Concentrations of the compounds used in this study are at least 10-fold higher than those achieved at minimal alveolar concentrations (to produce 50% loss of motor responses to noxious stimulation in animals), for signal/noise purposes. Although some may think that effects measured at such concentrations are unrelated to those that occur at clinical concentrations, the following must be considered. (a) I am proposing not that the magnitude of effects measured here is somehow responsible for anesthesia but, rather, that the type or class of interaction and its direction is related to that in relevant targets. (b) Anesthesia represents a continuum, and loss of a motor response to pain is simply a point on this continuum, rather than representing a saturable maximal phenomenon; a progression of reversible in vivo effects can be measured up to at least 3 times the minimal alveolar concentration. (c) Because a binding interaction is being examined, it is important to note that occupancy of binding sites is only rarely related linearly to functional effects. Therefore, clinical EC₅₀ and K_d values would not be expected to match; the K_d values for even high affinity ligands are often 1 order of magnitude higher than clinical EC₅₀ values (Eckenhoff and Johansson, 1997). It is not yet clear, because of the paucity of direct binding studies, whether any protein sites can bind these small ligands with K_d values approaching clinical EC₅₀ values.

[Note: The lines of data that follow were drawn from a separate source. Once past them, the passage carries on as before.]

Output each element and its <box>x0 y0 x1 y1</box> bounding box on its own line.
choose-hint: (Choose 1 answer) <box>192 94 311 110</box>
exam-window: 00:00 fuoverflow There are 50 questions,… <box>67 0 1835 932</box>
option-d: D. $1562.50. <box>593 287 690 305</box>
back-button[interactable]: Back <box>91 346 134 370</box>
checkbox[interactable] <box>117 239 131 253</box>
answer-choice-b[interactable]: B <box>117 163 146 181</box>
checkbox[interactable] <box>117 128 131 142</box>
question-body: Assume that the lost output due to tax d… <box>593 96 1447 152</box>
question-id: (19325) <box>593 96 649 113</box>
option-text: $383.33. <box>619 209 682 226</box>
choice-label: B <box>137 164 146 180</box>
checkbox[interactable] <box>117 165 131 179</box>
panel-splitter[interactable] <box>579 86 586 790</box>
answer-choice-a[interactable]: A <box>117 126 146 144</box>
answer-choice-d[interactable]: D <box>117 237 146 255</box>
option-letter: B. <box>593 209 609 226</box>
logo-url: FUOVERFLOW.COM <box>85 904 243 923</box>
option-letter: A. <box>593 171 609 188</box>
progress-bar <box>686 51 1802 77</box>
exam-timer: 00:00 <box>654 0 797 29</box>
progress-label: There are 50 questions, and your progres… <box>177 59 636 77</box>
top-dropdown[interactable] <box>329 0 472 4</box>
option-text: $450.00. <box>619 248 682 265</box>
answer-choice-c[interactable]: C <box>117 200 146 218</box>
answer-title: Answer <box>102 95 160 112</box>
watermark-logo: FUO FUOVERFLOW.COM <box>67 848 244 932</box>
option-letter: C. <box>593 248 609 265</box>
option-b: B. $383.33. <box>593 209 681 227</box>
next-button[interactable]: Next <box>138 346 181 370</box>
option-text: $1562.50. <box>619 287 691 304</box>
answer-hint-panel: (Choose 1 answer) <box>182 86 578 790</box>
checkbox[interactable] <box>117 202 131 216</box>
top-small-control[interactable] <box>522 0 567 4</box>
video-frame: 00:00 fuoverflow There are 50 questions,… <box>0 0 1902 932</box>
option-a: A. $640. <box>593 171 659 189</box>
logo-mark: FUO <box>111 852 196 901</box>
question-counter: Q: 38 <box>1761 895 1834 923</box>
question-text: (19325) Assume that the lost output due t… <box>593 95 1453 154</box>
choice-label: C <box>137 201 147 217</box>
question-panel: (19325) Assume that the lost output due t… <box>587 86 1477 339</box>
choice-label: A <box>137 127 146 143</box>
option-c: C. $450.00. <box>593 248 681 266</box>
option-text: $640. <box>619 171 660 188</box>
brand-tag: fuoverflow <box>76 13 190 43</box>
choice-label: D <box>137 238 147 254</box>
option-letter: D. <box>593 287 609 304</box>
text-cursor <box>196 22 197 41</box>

In summary, I used hydrogen/tritium exchange to measure the effects of a variety of anesthetic ligands on the unfolding dynamics of BSA and myoglobin. I found that a variety of criteria associated with anesthetic actions correlated with stabilization of BSA and not destabilization of myoglobin, lending strong support for the notion that specific binding interactions underlie anesthetic action. However, the fact that a protein of clear functional irrelevance can satisfy these criteria so well should raise questions regarding the uniqueness of sites in relevant targets. Despite the implication that functionally important binding sites (and therefore targets) could be widespread, the observation that specific binding interactions underlie action significantly increases the chances that such interactions can be found, manipulated, and optimized.